Dubai's police chief Dahi Khalfan has warned that Islamists are plotting to overthrow the governments of the Gulf Arab states, following a recent spate of arrests of political dissidents.

"There's an international plot against Gulf states in particular and Arab countries in general ... This is pre-planned to take over our fortunes," Khalfan said in pres conference Wednesday.

"The bigger our sovereign wealth funds and the more money we put in the banks of Western countries, the bigger the plot to take over our countries"

Khalfan specifically mentioned that members of the Muslim Brotherhood, the conservative pan-Islamic social movement that has become highly influential in Egypt and other parts of the Arab world, were leading the plot.

He also singled out the Islamist opposition forces in Syria and the government of Iran, warning them not to entertain ideas of plotting against the Gulf states.

"The [Muslim] Brothers and their governments in Damascus and North Africa have to know that the Gulf is a red line, not only for Iran but also for the Brothers as well," he said.

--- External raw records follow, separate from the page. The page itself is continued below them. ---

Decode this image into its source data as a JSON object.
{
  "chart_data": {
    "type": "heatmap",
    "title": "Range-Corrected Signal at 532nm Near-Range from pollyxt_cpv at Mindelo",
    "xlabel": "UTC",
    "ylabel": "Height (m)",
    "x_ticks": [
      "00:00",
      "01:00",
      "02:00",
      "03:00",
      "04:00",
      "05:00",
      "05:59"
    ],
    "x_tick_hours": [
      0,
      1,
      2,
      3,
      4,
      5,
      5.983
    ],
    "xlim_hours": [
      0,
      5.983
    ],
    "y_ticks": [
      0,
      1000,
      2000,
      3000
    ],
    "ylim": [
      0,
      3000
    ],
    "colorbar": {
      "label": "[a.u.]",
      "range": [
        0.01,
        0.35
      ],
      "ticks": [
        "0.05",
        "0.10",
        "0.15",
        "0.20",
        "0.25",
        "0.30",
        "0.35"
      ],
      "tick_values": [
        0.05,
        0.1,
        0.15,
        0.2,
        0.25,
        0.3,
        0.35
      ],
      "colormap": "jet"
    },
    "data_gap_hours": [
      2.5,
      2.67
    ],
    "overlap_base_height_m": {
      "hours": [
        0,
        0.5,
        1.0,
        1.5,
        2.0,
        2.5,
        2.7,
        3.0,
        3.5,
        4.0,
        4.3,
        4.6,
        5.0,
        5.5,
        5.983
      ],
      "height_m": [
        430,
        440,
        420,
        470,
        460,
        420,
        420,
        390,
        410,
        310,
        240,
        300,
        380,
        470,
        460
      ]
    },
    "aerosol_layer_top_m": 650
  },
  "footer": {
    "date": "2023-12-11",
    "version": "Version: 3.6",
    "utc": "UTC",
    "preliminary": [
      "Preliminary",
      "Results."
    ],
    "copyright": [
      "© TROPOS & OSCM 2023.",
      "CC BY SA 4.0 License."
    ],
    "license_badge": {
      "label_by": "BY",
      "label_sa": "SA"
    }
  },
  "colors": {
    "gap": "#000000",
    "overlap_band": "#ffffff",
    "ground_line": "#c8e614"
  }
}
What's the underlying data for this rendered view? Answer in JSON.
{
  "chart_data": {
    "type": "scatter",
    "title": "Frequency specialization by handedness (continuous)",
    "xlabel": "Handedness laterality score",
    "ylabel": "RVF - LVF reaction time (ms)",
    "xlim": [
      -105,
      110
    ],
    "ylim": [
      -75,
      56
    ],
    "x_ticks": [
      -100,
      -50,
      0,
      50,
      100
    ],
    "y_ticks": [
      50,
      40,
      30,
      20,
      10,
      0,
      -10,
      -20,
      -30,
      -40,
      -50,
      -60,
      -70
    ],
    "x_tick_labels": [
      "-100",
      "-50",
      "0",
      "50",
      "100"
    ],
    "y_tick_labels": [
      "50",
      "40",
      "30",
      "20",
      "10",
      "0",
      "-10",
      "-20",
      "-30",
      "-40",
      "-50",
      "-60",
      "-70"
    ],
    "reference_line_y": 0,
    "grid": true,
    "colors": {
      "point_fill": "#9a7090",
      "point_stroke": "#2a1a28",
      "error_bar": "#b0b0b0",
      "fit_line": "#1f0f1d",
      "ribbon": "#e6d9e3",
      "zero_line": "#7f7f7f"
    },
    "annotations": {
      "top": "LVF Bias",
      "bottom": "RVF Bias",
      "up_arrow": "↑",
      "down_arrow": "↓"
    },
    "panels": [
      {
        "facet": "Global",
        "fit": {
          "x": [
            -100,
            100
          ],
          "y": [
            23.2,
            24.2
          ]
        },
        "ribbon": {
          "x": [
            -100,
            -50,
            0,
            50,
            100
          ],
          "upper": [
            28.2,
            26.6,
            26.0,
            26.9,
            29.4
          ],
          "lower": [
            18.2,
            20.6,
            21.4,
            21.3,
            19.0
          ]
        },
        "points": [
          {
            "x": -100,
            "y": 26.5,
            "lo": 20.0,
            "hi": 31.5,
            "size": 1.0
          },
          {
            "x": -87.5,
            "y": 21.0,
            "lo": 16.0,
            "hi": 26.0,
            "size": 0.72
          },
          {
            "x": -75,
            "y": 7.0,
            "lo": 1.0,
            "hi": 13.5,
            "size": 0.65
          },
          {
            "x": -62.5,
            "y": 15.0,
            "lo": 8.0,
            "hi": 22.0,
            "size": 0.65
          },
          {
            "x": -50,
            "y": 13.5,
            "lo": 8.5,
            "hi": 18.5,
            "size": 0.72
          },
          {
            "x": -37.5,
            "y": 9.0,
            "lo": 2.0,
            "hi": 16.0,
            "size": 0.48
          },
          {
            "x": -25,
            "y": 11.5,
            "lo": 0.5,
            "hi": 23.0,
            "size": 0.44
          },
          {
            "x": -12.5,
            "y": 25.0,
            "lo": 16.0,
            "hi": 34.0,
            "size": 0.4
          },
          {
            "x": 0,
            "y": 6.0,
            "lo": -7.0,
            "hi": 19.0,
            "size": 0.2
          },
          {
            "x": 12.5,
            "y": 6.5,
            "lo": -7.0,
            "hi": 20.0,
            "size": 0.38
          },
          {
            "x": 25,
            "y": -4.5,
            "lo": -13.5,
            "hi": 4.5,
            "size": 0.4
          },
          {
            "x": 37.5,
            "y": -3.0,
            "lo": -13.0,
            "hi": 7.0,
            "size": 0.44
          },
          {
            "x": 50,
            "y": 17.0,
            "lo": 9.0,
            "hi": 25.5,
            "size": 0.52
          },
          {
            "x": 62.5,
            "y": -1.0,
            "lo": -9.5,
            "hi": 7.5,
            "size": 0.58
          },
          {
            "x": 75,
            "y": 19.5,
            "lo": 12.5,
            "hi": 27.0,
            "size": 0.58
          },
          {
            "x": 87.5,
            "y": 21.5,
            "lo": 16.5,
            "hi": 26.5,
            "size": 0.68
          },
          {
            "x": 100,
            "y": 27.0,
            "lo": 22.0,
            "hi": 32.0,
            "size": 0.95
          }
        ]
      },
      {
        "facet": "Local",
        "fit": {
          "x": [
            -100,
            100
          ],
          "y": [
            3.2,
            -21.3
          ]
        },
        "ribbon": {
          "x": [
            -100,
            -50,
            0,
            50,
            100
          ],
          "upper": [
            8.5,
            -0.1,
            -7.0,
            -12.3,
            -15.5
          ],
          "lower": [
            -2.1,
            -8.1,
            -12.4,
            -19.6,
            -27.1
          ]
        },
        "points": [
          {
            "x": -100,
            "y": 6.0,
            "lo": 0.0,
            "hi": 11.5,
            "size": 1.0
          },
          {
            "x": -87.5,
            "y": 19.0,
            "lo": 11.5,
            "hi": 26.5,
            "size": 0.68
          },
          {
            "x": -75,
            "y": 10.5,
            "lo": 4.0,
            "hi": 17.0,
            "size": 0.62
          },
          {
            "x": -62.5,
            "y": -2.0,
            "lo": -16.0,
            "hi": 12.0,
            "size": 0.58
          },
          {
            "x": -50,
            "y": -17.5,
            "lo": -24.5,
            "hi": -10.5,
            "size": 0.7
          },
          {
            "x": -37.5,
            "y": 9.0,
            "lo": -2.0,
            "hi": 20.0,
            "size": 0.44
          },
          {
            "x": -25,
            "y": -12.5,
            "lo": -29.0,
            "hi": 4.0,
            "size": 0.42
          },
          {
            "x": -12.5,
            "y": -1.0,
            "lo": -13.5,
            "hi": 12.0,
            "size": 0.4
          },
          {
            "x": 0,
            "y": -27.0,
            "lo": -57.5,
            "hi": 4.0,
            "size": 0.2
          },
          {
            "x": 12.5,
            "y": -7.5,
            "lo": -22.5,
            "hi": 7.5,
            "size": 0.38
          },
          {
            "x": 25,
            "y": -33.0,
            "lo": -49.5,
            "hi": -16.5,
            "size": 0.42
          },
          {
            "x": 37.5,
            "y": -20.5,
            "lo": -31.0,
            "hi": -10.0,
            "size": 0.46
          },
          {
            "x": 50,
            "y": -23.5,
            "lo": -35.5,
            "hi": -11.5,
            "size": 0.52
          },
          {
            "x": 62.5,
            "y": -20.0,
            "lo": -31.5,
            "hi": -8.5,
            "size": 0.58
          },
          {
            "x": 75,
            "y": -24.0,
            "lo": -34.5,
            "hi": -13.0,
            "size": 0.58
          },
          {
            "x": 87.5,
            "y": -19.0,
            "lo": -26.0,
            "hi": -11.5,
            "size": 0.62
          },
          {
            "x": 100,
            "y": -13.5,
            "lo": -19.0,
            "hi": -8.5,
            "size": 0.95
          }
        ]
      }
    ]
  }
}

Since April, The United Arab Emirates has arrested at least 20 dissidents, most of them Islamists associated with or inspired by the Muslim Brotherhood.

UAE officials have expressed concern over expanding influence of the Brotherhood in the Gulf, following its success in Egypt, where its candidate Mohamed Mursi was elected to the presidency in June.

"I had no idea that there is this large number of Muslim Brotherhood [adherents] in the Gulf states. We have to be alert and on guard because the wider these groups become, the higher probability there is for trouble," Khalfan added in his comments Wednesday.

"We are aware that there are groups plotting to overthrow Gulf governments in the long term."